Parteifinanzen: Drei Tricks bleiben trotz geplantem Gesetz legal
Parteien verwenden viel Energie dafür, ihre Finanzierung zu
verschleiern. Die Regierung verspricht nun strengere Prüfungen durch den Rechnungshof. profil erklärt, welche Tricks damit nicht mehr durchgehen - und welche schon.
Parteien haben etwas zu verheimlichen. Das legen zumindest die Umgehungskonstruktionen nahe, die infolge der Ibiza-Affäre öffentlich
wurden. Parteinahe Vereine wurden gegründet, um unbemerkt Spenden von vermögenden Privatpersonen und Konzernen einzusammeln,
Wahlkampfkosten wurden verschleiert, Prüfer genarrt. Anlässe, Parteifinanzen strenger zu prüfen, gab es also viele.

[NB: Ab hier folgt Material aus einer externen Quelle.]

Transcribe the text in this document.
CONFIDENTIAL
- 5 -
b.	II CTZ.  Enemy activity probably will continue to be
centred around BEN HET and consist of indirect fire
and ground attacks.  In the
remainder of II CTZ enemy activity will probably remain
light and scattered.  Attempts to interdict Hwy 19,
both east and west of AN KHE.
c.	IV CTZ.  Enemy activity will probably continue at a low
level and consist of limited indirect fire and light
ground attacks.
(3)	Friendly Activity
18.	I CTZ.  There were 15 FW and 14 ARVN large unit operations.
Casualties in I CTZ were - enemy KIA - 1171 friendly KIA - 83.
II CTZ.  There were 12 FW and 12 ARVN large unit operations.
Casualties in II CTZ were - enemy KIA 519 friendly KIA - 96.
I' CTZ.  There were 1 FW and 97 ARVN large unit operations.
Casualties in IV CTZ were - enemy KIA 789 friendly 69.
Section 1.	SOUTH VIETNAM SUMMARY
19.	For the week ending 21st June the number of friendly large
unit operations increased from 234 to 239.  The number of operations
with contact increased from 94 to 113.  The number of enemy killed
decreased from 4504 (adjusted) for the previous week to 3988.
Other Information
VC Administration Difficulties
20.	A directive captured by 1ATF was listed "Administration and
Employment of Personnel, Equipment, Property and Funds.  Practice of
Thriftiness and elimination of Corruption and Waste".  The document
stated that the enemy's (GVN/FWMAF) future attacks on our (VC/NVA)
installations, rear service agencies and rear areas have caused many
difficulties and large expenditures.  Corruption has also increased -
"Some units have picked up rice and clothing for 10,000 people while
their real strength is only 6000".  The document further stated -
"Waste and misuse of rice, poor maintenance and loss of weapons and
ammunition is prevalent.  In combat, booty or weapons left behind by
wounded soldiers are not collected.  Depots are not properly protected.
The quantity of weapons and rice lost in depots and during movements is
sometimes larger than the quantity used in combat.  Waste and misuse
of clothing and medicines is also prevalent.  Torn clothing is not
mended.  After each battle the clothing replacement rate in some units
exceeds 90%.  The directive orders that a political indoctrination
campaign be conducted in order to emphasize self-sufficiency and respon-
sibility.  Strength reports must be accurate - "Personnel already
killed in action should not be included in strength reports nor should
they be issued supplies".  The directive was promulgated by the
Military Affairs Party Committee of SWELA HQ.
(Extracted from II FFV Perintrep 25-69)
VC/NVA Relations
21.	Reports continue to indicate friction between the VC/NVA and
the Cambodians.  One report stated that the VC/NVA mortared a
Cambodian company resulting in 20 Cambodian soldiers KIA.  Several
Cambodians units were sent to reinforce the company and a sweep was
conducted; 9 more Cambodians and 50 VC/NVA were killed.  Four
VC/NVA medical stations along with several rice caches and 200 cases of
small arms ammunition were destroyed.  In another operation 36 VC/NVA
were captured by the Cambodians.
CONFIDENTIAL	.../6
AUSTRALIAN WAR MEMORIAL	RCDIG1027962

Der Abgang von Sebastian Kurz als Kanzler und ÖVP-Obmann dürfte die Verhandlungen beschleunigt haben: Am Montag der Vorwoche legte Türkis-Grün einen Entwurf zu neuen Transparenzbestimmungen vor, der die Handschrift von Grünen-Klubobfrau Sigrid Maurer trägt. Sie meint: "Das Ausmaß an krimineller Energie muss schon sehr groß sein, um diese Regeln noch zu umgehen." Das Ziel: finanzielles Fairplay für die Politik. Keine Partei solle sich mehr unlautere Wettbewerbsvorteile verschaffen können, sagt Maurer.
Fix ist die Umsetzung freilich noch nicht, die Regierung braucht für Teile des Vorhabens eine Zweidrittelmehrheit, muss also entweder SPÖ oder FPÖ überzeugen. Eine erste profil-Analyse zeigt: Einige altbekannte Tricks würden durch das Paket verunmöglicht - andere Finten blieben weiter völlig legal.

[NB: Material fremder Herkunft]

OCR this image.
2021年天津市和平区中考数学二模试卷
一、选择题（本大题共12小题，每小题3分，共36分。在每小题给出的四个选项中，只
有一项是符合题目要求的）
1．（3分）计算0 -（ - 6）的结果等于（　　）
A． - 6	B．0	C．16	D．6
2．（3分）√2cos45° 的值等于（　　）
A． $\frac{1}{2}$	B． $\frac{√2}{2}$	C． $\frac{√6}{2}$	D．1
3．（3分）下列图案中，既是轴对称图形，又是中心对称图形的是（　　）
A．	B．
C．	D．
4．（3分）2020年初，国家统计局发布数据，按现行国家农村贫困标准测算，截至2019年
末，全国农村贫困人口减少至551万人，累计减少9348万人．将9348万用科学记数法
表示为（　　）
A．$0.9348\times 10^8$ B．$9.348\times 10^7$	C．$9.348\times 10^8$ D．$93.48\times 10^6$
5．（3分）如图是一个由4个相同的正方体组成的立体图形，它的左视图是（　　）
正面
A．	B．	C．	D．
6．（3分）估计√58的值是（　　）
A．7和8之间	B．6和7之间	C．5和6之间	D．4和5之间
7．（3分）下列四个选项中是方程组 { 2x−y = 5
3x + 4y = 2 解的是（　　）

Wer den Rechenschaftsbericht der ÖVP für das Wahljahr 2019 sucht, wird feststellen: Er wurde noch immer nicht veröffentlicht. Zwar hat die
Partei ihren Bericht bereits beim Rechnungshof abgegeben, doch die Prüfer hatten Zweifel an der Richtigkeit der Zahlen. Allerdings dürfen die Kontrolleure nicht direkt in die Bücher der Parteien schauen, sondern erhalten nur zusammenfassende Berichte, erstellt von Wirtschaftsprüfern. Die Parteien müssen zwar Nachfragen des Rechnungshofs beantworten, aber keine konkreten Rechnungen vorlegen. Nur zu gerne hätte das Kontrollorgan die Belege der FPÖ durchstöbert, nachdem bekannt geworden war, dass der frühere Parteichef Heinz-Christian Strache private Ausgaben über die Partei abgerechnet haben soll.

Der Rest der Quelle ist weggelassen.